The final race at Penang Turf Club was run on the afternoon of 31 May 2025. It was a Saturday. The weather was what Penang weather almost always is — hot, humid, with clouds building over the hills to the east that would probably turn to rain by evening.
I had been to Penang Turf Club before. Many times. But standing in the grandstand on that last afternoon, watching the horses come onto the track for the final card, the weight of the occasion was different from anything else I have attended in twenty years of sports journalism.
One hundred and sixty years. The club had been founded in 1864, making it older than the Federation of Malaya, older than the streets of Georgetown that surround it, older than almost anything else in Malaysian sporting life. The dissolution vote in April 2024 had made the final day inevitable. But knowing something is coming and experiencing its arrival are different things.
The Last Card
The racing itself, on that final day, was good. Penang’s track has always produced competitive racing — the prize money was never what Selangor offered, but the quality of the horsemanship and the engagement of the crowd had a character of its own.
The final race was contested by seven horses. The winner crossed the line to a roar from the grandstand that was louder than the size of the crowd strictly warranted. People were not just cheering a race. They were marking an ending.
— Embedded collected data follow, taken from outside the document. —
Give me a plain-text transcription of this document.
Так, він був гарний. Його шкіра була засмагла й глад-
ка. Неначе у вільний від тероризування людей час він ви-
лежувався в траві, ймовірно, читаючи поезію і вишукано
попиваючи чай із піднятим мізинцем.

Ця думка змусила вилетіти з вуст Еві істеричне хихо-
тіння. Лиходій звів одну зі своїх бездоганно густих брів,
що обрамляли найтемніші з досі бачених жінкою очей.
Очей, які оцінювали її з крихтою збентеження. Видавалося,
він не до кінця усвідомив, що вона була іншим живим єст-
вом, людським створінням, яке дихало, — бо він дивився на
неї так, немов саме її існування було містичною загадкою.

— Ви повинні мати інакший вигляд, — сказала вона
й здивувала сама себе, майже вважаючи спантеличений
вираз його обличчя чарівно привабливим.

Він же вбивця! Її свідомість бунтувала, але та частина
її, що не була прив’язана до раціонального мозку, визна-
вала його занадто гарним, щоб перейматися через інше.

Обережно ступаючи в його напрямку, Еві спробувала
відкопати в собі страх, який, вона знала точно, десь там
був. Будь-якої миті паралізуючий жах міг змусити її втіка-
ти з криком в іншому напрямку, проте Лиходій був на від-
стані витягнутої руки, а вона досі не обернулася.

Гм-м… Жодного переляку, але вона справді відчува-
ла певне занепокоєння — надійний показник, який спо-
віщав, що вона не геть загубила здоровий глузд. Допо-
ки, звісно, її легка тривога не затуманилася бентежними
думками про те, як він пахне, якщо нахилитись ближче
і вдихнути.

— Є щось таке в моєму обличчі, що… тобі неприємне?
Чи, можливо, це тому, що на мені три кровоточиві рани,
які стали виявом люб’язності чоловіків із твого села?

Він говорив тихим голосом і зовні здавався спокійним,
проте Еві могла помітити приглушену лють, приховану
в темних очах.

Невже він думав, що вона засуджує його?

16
According to reporting by Penang’s Buletin Mutiara and the Malaysian racing authority, the club’s management had been working with the relevant authorities on the transition of the site, which occupies prime land near Georgetown’s heritage zone. The details of what happens to the land were still being finalised as the last horses were led away.
The Stable Hands
The human cost of a closure like this is dispersed and easy to miss in the coverage of buildings and land values. I spent the morning of the final race day talking to people in the stables — the groomers, the exercise riders, the gate operators who had spent decades at the track.
Some had worked at Penang Turf Club for thirty years. The Selangor racing circuit was the obvious employment alternative, but not everyone could or wanted to relocate. The skills that a career at a racing club develops — horse handling, track knowledge, the particular attentiveness that working around thoroughbreds requires — do not transfer easily to other employment.
The Selangor Turf Club’s own uncertainties meant that the alternative venue was itself not secure. Malaysian thoroughbred racing as a whole was navigating a difficult period, and the Penang closure concentrated that difficulty onto a specific group of people who had not chosen to be part of a structural industry problem.
What the Track Leaves Behind
The land value of the Penang Turf Club site will shape its future more than its sporting history. Georgetown’s property market, the heritage zone considerations, the competing interests of developers and conservationists — these will determine what stands where the horses used to run.
What will not transfer to whatever is built there is the memory of 160 years of Saturdays. The specific social texture of Penang racing — the mix of communities, the generational regulars, the horse owners and breeders who had been part of the culture for decades — ends with the final race.
I left Georgetown on the evening of 31 May driving through rain, as I had expected. In the rear-view mirror, the floodlights of the grandstand were still on. They would not be on much longer.